On Tuesday 07 December 2010 15:29:24 you wrote:
> 
> On Dec 7, 2010, at 9:23 , Joćo Eiras wrote:
> >>> Not enough at all. Content (significant or not) can very well reach the edges of screen, as in any other user agent.
> >> 
> >> So, to be clear, you want to be able to paint anything, not just background, in the unsafe area?  Why, if it's unsafe?
> >> 
> > 
> > Because a background image is not enough, because web app UIs are dynamic and content can shift around, say, when drag and dropping, because something as simple as a header and a footer can very well snap to the edges, because if there is more than one page of text, it overflows the viewport downwards, and so on. Not hard to imagine why,
> > 
> > The unsafe area is not a no mans land, just a area of the viewport which *might* not be rendered, so by default, the main content should avoid it.
> 
> So if the main (foreground) content should avoid it, why not define that the foreground area is the safe area, and the background paints into the unsafe area?
> 
> Overflowing the viewport downwards into the unsafe area means it may not be readable.  E.g. the UA displays text lines 1-30, but only 1-27 are readable.  The user does page-down, and the UA shows lines 31-60.  The user never read 28-30, which is bad.
> 
> It doesn't help the user if he can drag things around in an area where he can't see what he's doing, either.  A footer that snaps off-screen into the bottom of the unsafe area and becomes invisible doesn't seem very helpful.
> 
> So I am having a hard time understanding what you're wanting, so far.
> 

Indeed I'm having a bit of difficulties expressing my ideas.

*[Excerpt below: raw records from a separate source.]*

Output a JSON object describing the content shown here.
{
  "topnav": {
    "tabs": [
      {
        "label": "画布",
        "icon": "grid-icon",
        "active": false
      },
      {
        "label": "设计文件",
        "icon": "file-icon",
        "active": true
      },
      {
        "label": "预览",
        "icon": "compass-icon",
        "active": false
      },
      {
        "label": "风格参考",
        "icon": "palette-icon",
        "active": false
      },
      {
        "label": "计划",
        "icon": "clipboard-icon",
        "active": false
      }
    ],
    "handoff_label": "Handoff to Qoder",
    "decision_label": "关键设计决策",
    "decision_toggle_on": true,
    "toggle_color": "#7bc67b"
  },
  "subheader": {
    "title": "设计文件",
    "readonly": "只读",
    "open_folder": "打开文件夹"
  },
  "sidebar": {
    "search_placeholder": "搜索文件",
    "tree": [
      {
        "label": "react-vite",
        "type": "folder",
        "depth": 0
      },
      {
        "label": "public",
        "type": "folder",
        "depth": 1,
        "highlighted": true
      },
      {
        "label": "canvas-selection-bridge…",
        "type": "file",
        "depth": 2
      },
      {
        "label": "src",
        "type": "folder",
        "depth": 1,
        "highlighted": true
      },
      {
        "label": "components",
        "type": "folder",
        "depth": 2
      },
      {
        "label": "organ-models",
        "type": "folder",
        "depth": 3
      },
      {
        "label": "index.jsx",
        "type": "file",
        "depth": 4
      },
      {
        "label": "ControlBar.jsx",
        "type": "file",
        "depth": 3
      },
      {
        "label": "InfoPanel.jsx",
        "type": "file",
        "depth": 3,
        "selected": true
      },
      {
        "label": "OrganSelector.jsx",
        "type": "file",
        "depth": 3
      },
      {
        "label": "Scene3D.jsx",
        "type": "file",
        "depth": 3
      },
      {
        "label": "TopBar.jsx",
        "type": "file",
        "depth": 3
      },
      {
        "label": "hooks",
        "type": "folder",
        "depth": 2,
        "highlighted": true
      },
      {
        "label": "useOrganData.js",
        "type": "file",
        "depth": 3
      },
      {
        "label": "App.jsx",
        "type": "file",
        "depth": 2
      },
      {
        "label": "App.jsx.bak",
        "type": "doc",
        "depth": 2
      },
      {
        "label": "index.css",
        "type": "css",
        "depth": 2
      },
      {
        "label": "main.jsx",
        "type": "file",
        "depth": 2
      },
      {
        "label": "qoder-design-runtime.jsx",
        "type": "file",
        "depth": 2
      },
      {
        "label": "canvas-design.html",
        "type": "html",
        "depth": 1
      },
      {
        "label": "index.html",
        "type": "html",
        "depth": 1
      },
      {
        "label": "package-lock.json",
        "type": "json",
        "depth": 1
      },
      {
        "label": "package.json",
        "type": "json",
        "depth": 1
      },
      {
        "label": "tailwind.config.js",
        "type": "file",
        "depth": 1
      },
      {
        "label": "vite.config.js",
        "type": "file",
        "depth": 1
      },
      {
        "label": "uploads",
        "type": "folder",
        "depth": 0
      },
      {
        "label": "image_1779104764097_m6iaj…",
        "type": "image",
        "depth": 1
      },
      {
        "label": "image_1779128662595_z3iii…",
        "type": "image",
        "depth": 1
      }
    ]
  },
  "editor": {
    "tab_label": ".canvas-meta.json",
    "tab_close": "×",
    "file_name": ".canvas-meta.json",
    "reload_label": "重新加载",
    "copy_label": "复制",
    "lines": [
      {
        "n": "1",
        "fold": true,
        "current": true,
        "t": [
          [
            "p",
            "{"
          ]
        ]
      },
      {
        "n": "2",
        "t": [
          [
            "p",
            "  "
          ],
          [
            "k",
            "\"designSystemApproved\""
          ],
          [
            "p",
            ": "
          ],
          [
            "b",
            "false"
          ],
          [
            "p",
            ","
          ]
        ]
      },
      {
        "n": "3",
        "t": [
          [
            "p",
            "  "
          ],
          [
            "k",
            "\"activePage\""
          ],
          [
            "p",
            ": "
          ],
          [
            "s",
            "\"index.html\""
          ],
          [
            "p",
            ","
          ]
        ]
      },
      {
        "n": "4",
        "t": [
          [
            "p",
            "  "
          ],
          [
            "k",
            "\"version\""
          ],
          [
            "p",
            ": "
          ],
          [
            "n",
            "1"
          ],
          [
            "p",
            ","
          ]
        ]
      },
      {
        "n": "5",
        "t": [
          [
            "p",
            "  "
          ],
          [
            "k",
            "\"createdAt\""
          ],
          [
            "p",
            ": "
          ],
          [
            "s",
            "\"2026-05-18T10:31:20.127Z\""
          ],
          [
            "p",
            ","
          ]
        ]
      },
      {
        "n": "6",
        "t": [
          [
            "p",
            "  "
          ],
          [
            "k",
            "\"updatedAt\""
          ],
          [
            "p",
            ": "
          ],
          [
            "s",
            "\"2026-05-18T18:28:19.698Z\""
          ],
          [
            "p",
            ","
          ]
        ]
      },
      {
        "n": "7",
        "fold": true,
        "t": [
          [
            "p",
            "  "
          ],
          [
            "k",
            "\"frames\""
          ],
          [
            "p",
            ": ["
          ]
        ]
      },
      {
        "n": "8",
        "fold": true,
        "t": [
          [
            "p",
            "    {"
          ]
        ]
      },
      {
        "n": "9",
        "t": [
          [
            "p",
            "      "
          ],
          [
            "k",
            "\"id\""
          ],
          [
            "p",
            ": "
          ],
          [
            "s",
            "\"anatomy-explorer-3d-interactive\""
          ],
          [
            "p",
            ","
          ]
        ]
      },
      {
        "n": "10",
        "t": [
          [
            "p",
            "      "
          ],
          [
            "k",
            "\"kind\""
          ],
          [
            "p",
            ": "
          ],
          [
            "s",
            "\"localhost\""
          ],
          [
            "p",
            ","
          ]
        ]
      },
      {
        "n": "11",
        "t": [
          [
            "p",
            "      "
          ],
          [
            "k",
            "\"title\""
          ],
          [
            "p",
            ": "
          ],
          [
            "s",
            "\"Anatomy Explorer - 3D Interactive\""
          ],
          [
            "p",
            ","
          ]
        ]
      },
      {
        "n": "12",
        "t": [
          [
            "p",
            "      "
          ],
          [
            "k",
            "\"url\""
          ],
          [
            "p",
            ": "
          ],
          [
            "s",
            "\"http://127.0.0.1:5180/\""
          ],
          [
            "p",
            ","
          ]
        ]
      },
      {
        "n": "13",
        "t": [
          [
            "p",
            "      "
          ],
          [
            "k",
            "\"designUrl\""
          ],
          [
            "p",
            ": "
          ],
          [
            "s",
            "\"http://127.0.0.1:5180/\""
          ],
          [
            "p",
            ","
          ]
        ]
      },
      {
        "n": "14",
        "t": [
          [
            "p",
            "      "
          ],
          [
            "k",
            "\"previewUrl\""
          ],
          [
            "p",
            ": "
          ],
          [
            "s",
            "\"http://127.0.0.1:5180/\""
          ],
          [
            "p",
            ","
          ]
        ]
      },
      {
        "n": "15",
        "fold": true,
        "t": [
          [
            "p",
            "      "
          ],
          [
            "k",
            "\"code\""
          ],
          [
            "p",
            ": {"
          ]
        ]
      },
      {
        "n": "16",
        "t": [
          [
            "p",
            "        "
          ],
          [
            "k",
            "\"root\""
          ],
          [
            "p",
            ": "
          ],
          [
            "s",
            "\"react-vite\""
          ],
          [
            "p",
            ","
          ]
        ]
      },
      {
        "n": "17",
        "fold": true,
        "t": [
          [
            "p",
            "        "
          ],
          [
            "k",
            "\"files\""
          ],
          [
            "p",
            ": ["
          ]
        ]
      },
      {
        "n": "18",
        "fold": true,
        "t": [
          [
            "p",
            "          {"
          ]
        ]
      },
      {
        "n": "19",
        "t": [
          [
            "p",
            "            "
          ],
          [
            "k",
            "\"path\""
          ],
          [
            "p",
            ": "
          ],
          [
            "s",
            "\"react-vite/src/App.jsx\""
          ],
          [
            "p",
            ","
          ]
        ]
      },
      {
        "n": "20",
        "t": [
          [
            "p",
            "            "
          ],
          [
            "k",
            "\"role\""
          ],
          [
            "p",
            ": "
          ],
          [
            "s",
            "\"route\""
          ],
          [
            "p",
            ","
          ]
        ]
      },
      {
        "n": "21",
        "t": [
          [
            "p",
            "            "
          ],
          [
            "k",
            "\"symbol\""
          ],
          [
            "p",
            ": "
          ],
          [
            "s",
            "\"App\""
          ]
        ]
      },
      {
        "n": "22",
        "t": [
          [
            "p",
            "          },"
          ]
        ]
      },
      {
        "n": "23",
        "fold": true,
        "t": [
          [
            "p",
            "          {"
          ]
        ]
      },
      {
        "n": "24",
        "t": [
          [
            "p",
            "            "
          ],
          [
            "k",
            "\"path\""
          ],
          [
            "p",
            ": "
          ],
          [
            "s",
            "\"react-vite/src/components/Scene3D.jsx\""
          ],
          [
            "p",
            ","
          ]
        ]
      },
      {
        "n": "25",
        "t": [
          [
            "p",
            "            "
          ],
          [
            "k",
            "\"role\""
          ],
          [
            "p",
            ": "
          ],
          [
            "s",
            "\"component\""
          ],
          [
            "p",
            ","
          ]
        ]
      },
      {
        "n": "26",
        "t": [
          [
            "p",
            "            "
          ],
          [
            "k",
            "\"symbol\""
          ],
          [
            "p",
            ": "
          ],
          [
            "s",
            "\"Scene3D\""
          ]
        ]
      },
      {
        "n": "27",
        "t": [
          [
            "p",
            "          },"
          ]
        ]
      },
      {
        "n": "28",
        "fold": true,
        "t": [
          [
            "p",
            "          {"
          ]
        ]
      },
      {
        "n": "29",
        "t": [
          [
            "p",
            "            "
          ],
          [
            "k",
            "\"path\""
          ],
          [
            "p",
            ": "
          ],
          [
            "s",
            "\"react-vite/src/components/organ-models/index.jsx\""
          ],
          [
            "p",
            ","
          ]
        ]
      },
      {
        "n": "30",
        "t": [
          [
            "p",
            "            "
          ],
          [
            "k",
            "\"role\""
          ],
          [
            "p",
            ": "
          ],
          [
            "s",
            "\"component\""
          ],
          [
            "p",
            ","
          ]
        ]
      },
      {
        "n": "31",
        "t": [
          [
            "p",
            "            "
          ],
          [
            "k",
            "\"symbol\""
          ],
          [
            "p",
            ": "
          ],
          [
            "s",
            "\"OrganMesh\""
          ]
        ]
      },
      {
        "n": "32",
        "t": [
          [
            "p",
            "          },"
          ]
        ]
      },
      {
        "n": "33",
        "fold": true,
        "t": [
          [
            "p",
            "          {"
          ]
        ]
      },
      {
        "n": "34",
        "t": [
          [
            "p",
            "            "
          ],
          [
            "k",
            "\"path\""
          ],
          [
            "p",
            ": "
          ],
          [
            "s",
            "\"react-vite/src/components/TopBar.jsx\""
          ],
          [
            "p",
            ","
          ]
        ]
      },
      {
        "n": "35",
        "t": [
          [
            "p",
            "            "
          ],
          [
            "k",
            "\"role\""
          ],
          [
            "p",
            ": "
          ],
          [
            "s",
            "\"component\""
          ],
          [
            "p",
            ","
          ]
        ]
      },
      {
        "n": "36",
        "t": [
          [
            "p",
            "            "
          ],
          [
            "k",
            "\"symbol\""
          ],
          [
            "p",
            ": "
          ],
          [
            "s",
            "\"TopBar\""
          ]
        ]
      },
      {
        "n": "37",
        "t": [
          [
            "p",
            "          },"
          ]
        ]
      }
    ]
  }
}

First, there might be a background, if there is, whether it can be stretched, translated, or repeated is not something for the user agent to guess.

When I mention content which might land in the safe area, I'm not specifically talking only about readable text, but elements in the document tree, in order to maintain document aesthetics, instead of showing some void stripes on the sides, again, like a header or a footer.

If a unsafe-area media was detected, then the header and footer could be stretched a bit in order to maintin the same aesthetics.

Playing video fullscreen would require stretching over the safe area to eliminate the content edges (there might be black stripes underneath, but that's another issue), and because video can be partially cropped practically always, as it is on regular TVs

if you have a UI which  allows drag and drop you can move stuff near and over the edges, like in a regular computer (who'd know?).

I could be detailing the work I'm doing, but I'm obviously not allowed.

So, it's not about hiding stuff in the safe area, but allowing some elements in the page to overlap it.

Expecting for user agents to magically apply some padding to the document, is exactly what is not wanted while not being straightforward, and painting the background is not an expected solution. Would actually be quite a cludge.